People: Astrobiology Faculty

Joshua Bandfield
Earth & Space Sciences

I am interested in the development of planetary crusts and surfaces. This includes characterizing the workings of various planet-scale systems to build a framework for understanding the geologic processes that are dominant on Mars and the Moon. On Earth, the overarching paradigm of plate tectonics and the nearly ubiquitous presence of water dominate much of what is observed. What specific geologic processes are dominant and what resulting compositions and landforms are created on planets without plate tectonics and where liquid water is no longer stable?

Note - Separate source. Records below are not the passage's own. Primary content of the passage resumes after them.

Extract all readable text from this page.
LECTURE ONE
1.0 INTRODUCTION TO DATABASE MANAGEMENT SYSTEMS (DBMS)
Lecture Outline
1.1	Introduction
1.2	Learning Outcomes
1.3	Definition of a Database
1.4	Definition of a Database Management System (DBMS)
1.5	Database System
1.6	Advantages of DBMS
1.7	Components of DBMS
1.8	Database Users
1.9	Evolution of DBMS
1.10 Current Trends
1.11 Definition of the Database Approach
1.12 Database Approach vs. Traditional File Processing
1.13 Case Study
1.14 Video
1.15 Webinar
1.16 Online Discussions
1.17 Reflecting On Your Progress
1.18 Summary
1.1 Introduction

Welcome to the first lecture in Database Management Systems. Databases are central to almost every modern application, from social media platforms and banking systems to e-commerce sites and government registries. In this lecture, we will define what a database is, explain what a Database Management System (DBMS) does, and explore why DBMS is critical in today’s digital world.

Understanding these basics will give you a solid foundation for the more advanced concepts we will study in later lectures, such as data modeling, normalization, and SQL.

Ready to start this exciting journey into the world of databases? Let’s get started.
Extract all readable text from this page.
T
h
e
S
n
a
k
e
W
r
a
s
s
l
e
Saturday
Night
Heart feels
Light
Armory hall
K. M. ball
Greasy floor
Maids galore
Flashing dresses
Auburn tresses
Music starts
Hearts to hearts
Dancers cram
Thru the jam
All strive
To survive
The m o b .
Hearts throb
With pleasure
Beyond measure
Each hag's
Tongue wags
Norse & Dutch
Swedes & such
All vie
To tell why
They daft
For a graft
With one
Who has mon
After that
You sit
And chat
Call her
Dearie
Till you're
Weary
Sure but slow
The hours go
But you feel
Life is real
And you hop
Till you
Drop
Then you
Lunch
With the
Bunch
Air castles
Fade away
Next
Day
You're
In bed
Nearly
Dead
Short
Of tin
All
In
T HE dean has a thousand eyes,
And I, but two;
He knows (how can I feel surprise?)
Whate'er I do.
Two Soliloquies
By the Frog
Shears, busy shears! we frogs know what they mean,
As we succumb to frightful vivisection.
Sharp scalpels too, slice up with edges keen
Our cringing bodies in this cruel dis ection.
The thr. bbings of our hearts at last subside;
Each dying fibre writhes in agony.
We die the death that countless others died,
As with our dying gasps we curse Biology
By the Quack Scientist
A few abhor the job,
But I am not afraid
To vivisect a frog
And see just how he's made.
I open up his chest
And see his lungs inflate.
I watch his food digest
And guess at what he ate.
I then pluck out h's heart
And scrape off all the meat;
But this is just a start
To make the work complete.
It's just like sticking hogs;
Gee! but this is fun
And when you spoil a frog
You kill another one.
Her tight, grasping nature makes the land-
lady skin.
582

From an astrobiology perspective, I use infrared spectroscopic and imaging datasets to identify the locations and timing of extended periods of liquid water on the Martian surface and in the subsurface. Spectroscopic evidence of water related minerals on the Martian surface indicates that liquid water was present for extended periods of time and that the energy required for such chemical reactions to take place was also available for life to harness. I also use temperature data to characterize near surface water ice deposits at Martian high latitudes in order to better understand the current global water cycle. These are key goals of NASA's Astrobiology and Mars Exploration programs.

I have participated in the following spacecraft instrument investigations as the core focus of my research:

• Mars Global Surveyor Thermal Emission Spectrometer
• 2001 Mars Odyssey Thermal Emission Imaging System
• Mars Exploration Rovers Miniature Thermal Emission Spectrometer
• Mars Reconnaissance Orbiter Mars Climate Sounder
• Lunar Reconnaissance Orbiter Diviner Radiometer

Publications

Bandfield, J.L., V.E. Hamilton, P.R. Christensen, A Global View of Martian Surface Compositions From MGS-TES, Science, 287, 1626-1630, 2000.

Bandfield, J.L., T.D. Glotch, P.R. Christensen, Spectroscopic Identification of Carbonate Minerals in the Martian Dust, Science, 301, 1084-1087, 2003.

Bandfield, J.L., High Resolution Subsurface Water Ice Distributions on Mars, Nature, 0.1038/nature05781, 2007.

Bandfield, J.L., A.D. Rogers, Olivine dissolution by acidic fluids in Argyre Planitia, Mars: Evidence for a widespread process?, Geology, 10.1130/G24724A.1, 2008.